Intercollegiate basketball season

The 2008–09 Tennessee Lady Volunteers basketball team represented the University of Tennessee. The team was coached by Pat Summitt and the team played their home games at Thompson-Boling Arena. The Lady Vols were a member of the Southeastern Conference.

==Offseason==

===Signees===
- Six signees committed to the Lady Vols and will comprise the Lady Vol basketball class of 2012. Joining the back-to-back NCAA Champion Lady Vols will be Briana Bass (5–2, PG, North Central H.S., Indianapolis, Ind.), Alyssia Brewer (6–3, F, Sapulpa H.S., Sapulpa, Okla.), Amber Gray (6–1, F, Lakota West H.S., West Chester, Ohio), Glory Johnson (6–3, F/C, The Webb School, Knoxville, Tenn.), Alicia Manning (6–1, G/F, Etowah H.S., Woodstock, Ga.) and Shekinna Stricklen (6–2, G/F, Morrilton H.S., Morrilton, Ark.).

==Regular season==
- On February 5, 2009, Pat Summitt won her 1,000 basketball game.
- The team had a rebuilding season, due to the departure of the first pick in the 2008 WNBA draft, Candace Parker. They finished the season at 22–11 and entered the NCAA tournament with the lowest seeding in the program's history at #5.

==NCAA basketball tournament==
- Berkeley Regional
  - Ball State 71, Tennessee 55

In the opening round of the tournament they played a 26–8 Ball State Cardinals team that was making their NCAA tourney debut.
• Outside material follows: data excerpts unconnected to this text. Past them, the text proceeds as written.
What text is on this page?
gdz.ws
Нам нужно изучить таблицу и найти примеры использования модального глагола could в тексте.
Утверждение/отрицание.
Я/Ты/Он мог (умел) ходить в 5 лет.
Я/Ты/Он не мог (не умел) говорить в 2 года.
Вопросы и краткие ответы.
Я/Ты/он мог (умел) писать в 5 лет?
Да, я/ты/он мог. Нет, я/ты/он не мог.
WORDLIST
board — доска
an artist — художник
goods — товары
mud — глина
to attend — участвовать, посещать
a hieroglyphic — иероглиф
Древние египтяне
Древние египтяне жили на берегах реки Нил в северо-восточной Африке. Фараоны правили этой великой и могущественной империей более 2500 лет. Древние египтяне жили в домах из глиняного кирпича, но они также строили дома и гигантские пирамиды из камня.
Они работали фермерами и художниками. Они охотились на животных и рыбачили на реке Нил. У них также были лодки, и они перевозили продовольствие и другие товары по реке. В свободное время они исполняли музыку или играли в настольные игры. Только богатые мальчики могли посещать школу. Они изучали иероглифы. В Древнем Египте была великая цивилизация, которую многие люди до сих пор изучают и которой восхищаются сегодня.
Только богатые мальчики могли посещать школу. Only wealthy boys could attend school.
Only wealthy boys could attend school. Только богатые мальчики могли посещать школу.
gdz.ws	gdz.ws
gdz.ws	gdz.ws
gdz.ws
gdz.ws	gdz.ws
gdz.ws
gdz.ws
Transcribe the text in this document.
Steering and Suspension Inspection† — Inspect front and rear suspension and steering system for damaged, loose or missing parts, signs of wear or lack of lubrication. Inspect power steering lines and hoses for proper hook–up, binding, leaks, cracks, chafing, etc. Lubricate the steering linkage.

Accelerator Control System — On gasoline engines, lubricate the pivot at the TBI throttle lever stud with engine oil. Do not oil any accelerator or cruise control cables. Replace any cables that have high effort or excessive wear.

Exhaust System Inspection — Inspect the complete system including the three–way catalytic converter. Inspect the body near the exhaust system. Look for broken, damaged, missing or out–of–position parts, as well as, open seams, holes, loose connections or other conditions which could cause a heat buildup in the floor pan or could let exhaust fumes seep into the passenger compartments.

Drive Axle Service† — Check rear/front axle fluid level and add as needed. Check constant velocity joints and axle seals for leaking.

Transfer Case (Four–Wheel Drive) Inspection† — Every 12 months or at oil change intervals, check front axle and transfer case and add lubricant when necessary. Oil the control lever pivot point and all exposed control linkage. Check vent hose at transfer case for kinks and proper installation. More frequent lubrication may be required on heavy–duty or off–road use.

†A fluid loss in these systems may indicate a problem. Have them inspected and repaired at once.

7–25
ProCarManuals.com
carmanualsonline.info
Ball State would go on to win the game 71–55 making history. The Lady Volunteers had never lost in the first two rounds of the tournament, going 42–0 through the years. Tennessee also became the first defending champ to lose its opening game in the women's tourney.

==Awards and honors==
- The U.S. Basketball Writers Association (USBWA) named Tennessee freshman cager Shekinna Stricklen its national Freshman of the Year on Wednesday. Stricklen becomes the first Lady Vol to earn the prestigious honor from the USBWA.

==Team players drafted into the WNBA==
- No one from the Lady Volunteers was selected in the 2009 WNBA draft.